The world, like accounting, can be complicated. Sometimes it helps to have concepts or ideas explained to us like we’re a child—not because we’re dumb or simple-minded, but because we may need a basic understanding of the whole before we can understand how it all fits together.
Or at least that’s how I approach my work. As the current affairs editor, my role at TGC is primarily to be an explanatory journalist and to “make complicated things clear, quickly.” Because I often write about topics I’m unfamiliar with, I start by trying to understand an issue “like I’m an 8-year-old” (or at least a high-school student). Once I have a basic framework of understanding I add in details from my research until I feel I understand it enough to explain it in a way that “makes complicated things clear.” I then take out as many details as possible so that it can be explained “quickly.”
In this series, I’ll apply this technique in a more structured manner. The hope is that by providing three levels of explanation—each saying essentially the same thing, though increasing in complexity—you and I can both gain a better understanding of a concept, idea, or issue.
Each year, the President of the United States declares January 16 to be Religious Freedom Day, and calls upon Americans to observe this day through appropriate events and activities that commemorate religious freedom.
In honor of the commemoration, here are three explanations about what religious freedom means in America.
1. Basic Explanation
Religious freedom is a right, given by God and guaranteed by the First Amendment of the U.S. Constitution, that allows individual people or groups to practice a religion—or to practice no religion at all—both in private and also in public with a minimal amount of interference from the local, state, or federal government. The Constitution and other federal and state law protect this right to determine both what we believe and, in a more limited sense, how we act on those beliefs.
2. Intermediate Explanation
Religious freedom is rooted in the idea that the government should not, without a compelling reason, be able to violate a person’s conscience. The conscience, as Andy Naselli and J. D. Crowley explain, is “your consciousness of what you believe is right and wrong.” During the founding period when the Bill of Rights was written, the term “conscience” was often used as synonymous with “religion.” Thus, the concept of freedom of religious and freedom of conscience have often been used somewhat interchangeably.
The legal basis for the right to religious freedom (and the right of conscience) is the Free Exercise Clause of the First Amendment, which states “Congress shall make no law respecting an establishment of religion, or prohibiting the free exercise thereof . . . .” This clause is extended to state and local states through the Fourteenth Amendment.

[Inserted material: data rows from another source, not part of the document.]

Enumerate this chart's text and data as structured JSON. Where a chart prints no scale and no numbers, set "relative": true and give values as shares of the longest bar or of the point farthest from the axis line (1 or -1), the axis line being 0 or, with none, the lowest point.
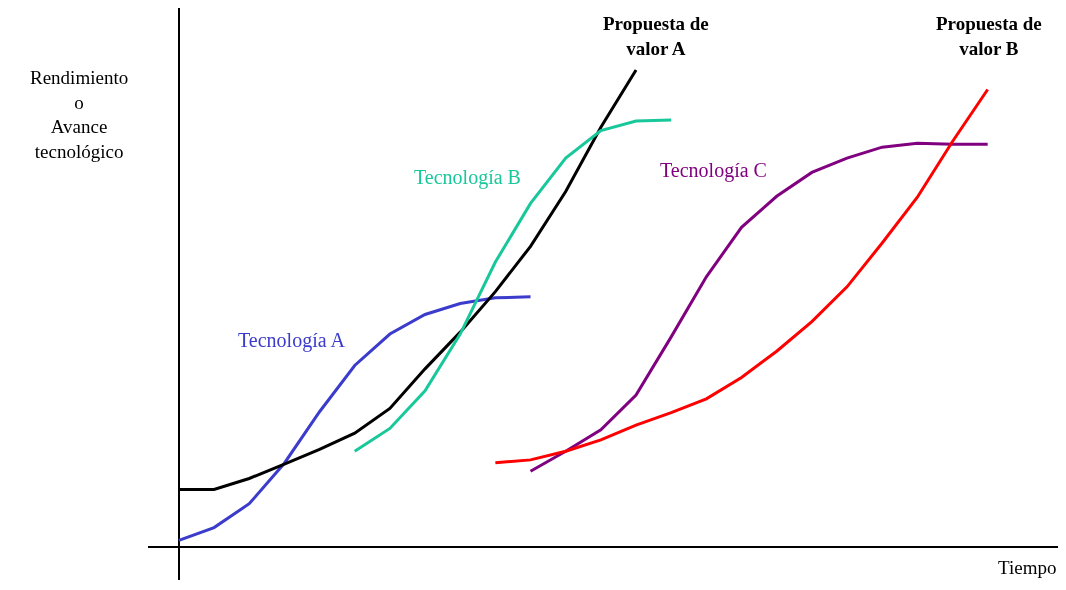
{
  "chart_data": {
    "type": "line",
    "relative": true,
    "xlabel": "Tiempo",
    "ylabel": "Rendimiento\no\nAvance\ntecnológico",
    "legend": false,
    "marker": "none",
    "annotations": [
      "Propuesta de\nvalor A",
      "Propuesta de\nvalor B"
    ],
    "categories": [
      null,
      null,
      null,
      null,
      null,
      null,
      null,
      null,
      null,
      null,
      null,
      null,
      null,
      null,
      null,
      null,
      null,
      null,
      null,
      null,
      null,
      null,
      null,
      null
    ],
    "series": [
      {
        "name": "Tecnología A",
        "color": "#3b3bcc",
        "values": [
          0.013,
          0.04,
          0.09,
          0.175,
          0.283,
          0.38,
          0.446,
          0.487,
          0.51,
          0.522,
          0.524,
          null,
          null,
          null,
          null,
          null,
          null,
          null,
          null,
          null,
          null,
          null,
          null,
          null
        ]
      },
      {
        "color": "#000000",
        "values": [
          0.12,
          0.12,
          0.143,
          0.173,
          0.204,
          0.238,
          0.29,
          0.373,
          0.45,
          0.535,
          0.63,
          0.745,
          0.88,
          1,
          null,
          null,
          null,
          null,
          null,
          null,
          null,
          null,
          null,
          null
        ]
      },
      {
        "name": "Tecnología B",
        "color": "#19c89a",
        "values": [
          null,
          null,
          null,
          null,
          null,
          0.2,
          0.248,
          0.327,
          0.446,
          0.597,
          0.72,
          0.815,
          0.873,
          0.893,
          0.895,
          null,
          null,
          null,
          null,
          null,
          null,
          null,
          null,
          null
        ]
      },
      {
        "name": "Tecnología C",
        "color": "#800080",
        "values": [
          null,
          null,
          null,
          null,
          null,
          null,
          null,
          null,
          null,
          null,
          0.158,
          0.2,
          0.245,
          0.318,
          0.44,
          0.566,
          0.67,
          0.735,
          0.785,
          0.815,
          0.838,
          0.846,
          0.844,
          0.844
        ]
      },
      {
        "color": "#ff0000",
        "values": [
          null,
          null,
          null,
          null,
          null,
          null,
          null,
          null,
          null,
          0.176,
          0.182,
          0.2,
          0.224,
          0.255,
          0.281,
          0.31,
          0.355,
          0.41,
          0.472,
          0.545,
          0.637,
          0.733,
          0.85,
          0.959
        ]
      }
    ]
  }
}
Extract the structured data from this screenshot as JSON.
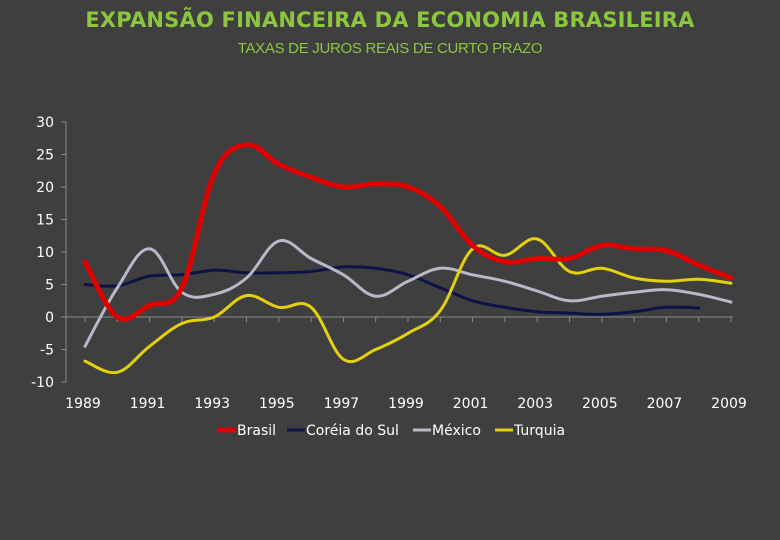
{
  "title": "EXPANSÃO FINANCEIRA DA ECONOMIA BRASILEIRA",
  "subtitle": "TAXAS DE JUROS REAIS DE CURTO PRAZO",
  "chart_data": {
    "type": "line",
    "title": "EXPANSÃO FINANCEIRA DA ECONOMIA BRASILEIRA",
    "subtitle": "TAXAS DE JUROS REAIS DE CURTO PRAZO",
    "xlabel": "",
    "ylabel": "",
    "x": [
      1989,
      1990,
      1991,
      1992,
      1993,
      1994,
      1995,
      1996,
      1997,
      1998,
      1999,
      2000,
      2001,
      2002,
      2003,
      2004,
      2005,
      2006,
      2007,
      2008,
      2009
    ],
    "xticks": [
      "1989",
      "1991",
      "1993",
      "1995",
      "1997",
      "1999",
      "2001",
      "2003",
      "2005",
      "2007",
      "2009"
    ],
    "yticks": [
      "30",
      "25",
      "20",
      "15",
      "10",
      "5",
      "0",
      "-5",
      "-10"
    ],
    "ylim": [
      -10,
      30
    ],
    "xlim": [
      1989,
      2009
    ],
    "grid": false,
    "legend_position": "bottom",
    "series": [
      {
        "name": "Brasil",
        "color": "#e00000",
        "values": [
          8.5,
          0.0,
          1.8,
          4.5,
          22.0,
          26.5,
          23.5,
          21.5,
          20.0,
          20.5,
          20.0,
          17.0,
          11.0,
          8.5,
          9.0,
          9.0,
          11.0,
          10.5,
          10.2,
          8.0,
          6.0
        ]
      },
      {
        "name": "Coréia do Sul",
        "color": "#0d1445",
        "values": [
          5.0,
          4.8,
          6.3,
          6.5,
          7.2,
          6.8,
          6.8,
          7.0,
          7.7,
          7.5,
          6.5,
          4.5,
          2.5,
          1.5,
          0.8,
          0.6,
          0.4,
          0.8,
          1.5,
          1.4,
          null
        ]
      },
      {
        "name": "México",
        "color": "#b8b8c8",
        "values": [
          -4.5,
          4.5,
          10.5,
          3.8,
          3.5,
          6.0,
          11.7,
          9.0,
          6.5,
          3.2,
          5.5,
          7.5,
          6.5,
          5.5,
          4.0,
          2.5,
          3.2,
          3.8,
          4.2,
          3.5,
          2.3
        ]
      },
      {
        "name": "Turquia",
        "color": "#e3d00f",
        "values": [
          -6.8,
          -8.5,
          -4.5,
          -1.0,
          0.0,
          3.3,
          1.5,
          1.5,
          -6.5,
          -5.0,
          -2.5,
          1.0,
          10.5,
          9.5,
          12.0,
          7.0,
          7.5,
          6.0,
          5.5,
          5.8,
          5.2
        ]
      }
    ]
  }
}
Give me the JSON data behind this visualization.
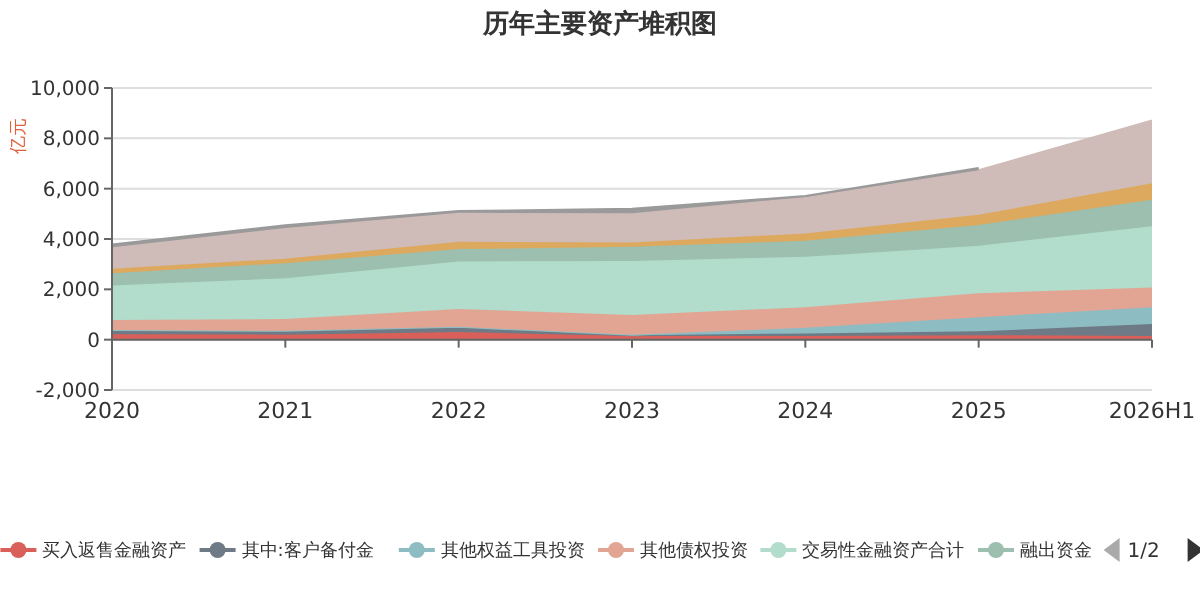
{
  "chart_data": {
    "type": "area",
    "stacked": true,
    "title": "历年主要资产堆积图",
    "ylabel": "亿元",
    "categories": [
      "2020",
      "2021",
      "2022",
      "2023",
      "2024",
      "2025",
      "2026H1"
    ],
    "ylim": [
      -2000,
      10000
    ],
    "yticks": [
      {
        "value": -2000,
        "label": "-2,000"
      },
      0,
      {
        "value": 2000,
        "label": "2,000"
      },
      {
        "value": 4000,
        "label": "4,000"
      },
      {
        "value": 6000,
        "label": "6,000"
      },
      {
        "value": 8000,
        "label": "8,000"
      },
      {
        "value": 10000,
        "label": "10,000"
      }
    ],
    "grid": "y",
    "legend": "bottom",
    "annotations": [
      "1/2"
    ],
    "series": [
      {
        "name": "买入返售金融资产",
        "color": "#d9605a",
        "values": [
          220,
          200,
          300,
          150,
          150,
          180,
          150
        ]
      },
      {
        "name": "其中:客户备付金",
        "color": "#6e7a85",
        "values": [
          160,
          150,
          210,
          30,
          100,
          150,
          470
        ]
      },
      {
        "name": "其他权益工具投资",
        "color": "#8ebcc3",
        "values": [
          0,
          0,
          0,
          20,
          220,
          560,
          670
        ]
      },
      {
        "name": "其他债权投资",
        "color": "#e2a593",
        "values": [
          400,
          470,
          710,
          780,
          820,
          950,
          780
        ]
      },
      {
        "name": "交易性金融资产合计",
        "color": "#b2dccb",
        "values": [
          1370,
          1620,
          1890,
          2150,
          2000,
          1890,
          2440
        ]
      },
      {
        "name": "融出资金",
        "color": "#9cbfaf",
        "values": [
          490,
          600,
          490,
          560,
          640,
          830,
          1050
        ]
      },
      {
        "color": "#dda95e",
        "values": [
          180,
          180,
          290,
          170,
          290,
          400,
          660
        ]
      },
      {
        "color": "#cfbbb8",
        "values": [
          850,
          1220,
          1150,
          1160,
          1450,
          1770,
          2490
        ]
      },
      {
        "color": "#9a9a9a",
        "values": [
          110,
          110,
          70,
          180,
          40,
          90,
          null
        ]
      }
    ]
  }
}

However, the courts haven’t always interpreted the clause in a way that protected religious freedom. So a federal law known as the Religious Freedom Restoration Act (RFRA) was passed in 1993 to prevent other federal laws from substantially burdening a person’s free exercise of religion.
3. Advanced Explanation
Religious freedom is a legal right that flows from the moral right to conscience. It is rooted in the idea, as Melissa Moschella explains, “that as human beings we have a grave obligation to seek the truth, and to follow the truth as we understand it.” As Moschella adds,
Conscience rights go to the core of what it is to be a human person: the capacity to act based not only on desires or instincts, but on judgments about what is good and bad, right and wrong—and the moral responsibility that is inseparable from that capacity. To force a person to act contrary to conscience is to force him to violate his moral integrity. It is an assault on the person at his core, much worse than any merely physical harm.
For Christians, acting against one’s conscience is not only a violation of moral integrity by an act of sin. As the apostle Paul says, “For whatever does not proceed from faith is sin” (Rom. 14:23).”